Orbene, tornando al caso in esame, la Suprema Corte di Cassazione ritiene che la ricorrente sia responsabile. Tale convincimento discende da quanto è emerso dalle risultanze del giudizio di merito. In buona sostanza, nel corso di tale giudizio, è stato dimostrato che:

  • la ricorrente non è una semplice beneficiaria dell'attività in questione;
  • detta attività è riconducibile proprio all'iniziativa della stessa ricorrente.
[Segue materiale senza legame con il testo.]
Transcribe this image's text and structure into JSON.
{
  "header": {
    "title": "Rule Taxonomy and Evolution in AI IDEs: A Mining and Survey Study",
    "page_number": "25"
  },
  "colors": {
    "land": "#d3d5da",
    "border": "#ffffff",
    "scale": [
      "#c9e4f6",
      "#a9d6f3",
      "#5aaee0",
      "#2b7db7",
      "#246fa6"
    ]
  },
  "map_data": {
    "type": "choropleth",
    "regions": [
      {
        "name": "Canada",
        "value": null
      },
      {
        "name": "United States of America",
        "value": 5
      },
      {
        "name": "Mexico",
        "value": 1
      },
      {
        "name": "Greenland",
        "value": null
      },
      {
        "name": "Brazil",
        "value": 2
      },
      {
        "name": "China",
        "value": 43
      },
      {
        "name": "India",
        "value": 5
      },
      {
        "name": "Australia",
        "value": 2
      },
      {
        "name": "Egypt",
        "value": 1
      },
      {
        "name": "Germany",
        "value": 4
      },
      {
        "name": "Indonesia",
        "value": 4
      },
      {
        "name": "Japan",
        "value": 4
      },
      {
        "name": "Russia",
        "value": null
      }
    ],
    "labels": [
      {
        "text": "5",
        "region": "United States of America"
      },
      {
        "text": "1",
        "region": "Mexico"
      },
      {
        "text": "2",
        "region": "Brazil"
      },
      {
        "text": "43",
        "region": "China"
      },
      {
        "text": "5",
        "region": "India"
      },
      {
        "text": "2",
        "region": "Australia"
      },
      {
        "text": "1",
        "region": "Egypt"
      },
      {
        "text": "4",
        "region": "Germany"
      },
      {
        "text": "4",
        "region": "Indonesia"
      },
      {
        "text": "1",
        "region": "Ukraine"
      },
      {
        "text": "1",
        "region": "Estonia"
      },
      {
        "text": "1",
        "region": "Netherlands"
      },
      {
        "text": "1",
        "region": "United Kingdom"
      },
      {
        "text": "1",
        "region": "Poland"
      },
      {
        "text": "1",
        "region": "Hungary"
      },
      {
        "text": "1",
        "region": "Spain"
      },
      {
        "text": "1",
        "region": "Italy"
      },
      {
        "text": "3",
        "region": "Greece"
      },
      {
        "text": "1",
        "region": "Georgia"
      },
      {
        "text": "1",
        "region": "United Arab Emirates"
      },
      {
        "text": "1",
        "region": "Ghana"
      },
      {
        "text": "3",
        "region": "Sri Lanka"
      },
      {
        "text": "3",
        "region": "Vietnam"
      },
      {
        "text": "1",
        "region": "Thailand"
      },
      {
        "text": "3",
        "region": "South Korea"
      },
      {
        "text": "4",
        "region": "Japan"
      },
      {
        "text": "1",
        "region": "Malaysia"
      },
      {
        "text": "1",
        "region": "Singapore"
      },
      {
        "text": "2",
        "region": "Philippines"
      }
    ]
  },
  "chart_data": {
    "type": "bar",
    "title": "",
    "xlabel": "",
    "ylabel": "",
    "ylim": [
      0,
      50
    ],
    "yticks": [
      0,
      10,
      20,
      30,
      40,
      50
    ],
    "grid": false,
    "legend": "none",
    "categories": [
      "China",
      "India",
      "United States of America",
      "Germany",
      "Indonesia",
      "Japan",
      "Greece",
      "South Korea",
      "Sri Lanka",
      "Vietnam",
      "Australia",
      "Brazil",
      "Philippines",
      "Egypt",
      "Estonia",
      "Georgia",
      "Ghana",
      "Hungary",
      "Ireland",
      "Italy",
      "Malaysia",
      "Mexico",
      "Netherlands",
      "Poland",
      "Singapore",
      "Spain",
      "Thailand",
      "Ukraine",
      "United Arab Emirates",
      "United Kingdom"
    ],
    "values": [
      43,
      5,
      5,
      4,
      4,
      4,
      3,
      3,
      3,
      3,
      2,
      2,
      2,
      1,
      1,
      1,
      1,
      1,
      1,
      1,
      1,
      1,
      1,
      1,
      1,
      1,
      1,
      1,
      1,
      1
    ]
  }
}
Né, peraltro, quest'ultima ha provato il contrario. Diverso sarebbe stato se l'opponente avesse dimostrato, ad esempio, che gli autori materiali della violazione avessero agito ponendo in essere una condotta contraria a sue particolari direttive impartite proprio al fine di impedire la violazione contestata. In tali casi, la ricorrente avrebbe potuto essere esonerata dalla responsabilità in quanto l'iniziativa non sarebbe stata più riconducibile alla stessa. La realtà dei fatti, però, è diversa e la responsabilità dell'opponente resta ferma. Ad avviso dei Giudici di legittimità, inoltre, tale responsabilità non viene meno nemmeno se si tiene conto, nel caso di specie, della mancata individuazione delle persone fisiche che materialmente hanno proceduto all'affissione illecita della locandina. Infatti, secondo la Suprema Corte di Cassazione, tale circostanza non impedisce l'applicazione dei principi sanciti dall'orientamento giurisprudenziale su richiamato. E ciò in quanto la sussistenza della responsabilità della ricorrente discende dalla prova del rapporto di avvalimento (inteso come attività di cui il committente si giova); prova, questa, che è stata raggiunta nel corso del giudizio di merito. Alla luce delle considerazioni sin qui svolte, pertanto, i Giudici di legittimità, ritenendo infondate le doglianze della ricorrente, hanno confermato la sentenza di secondo grado e hanno rigettato l'impugnazione.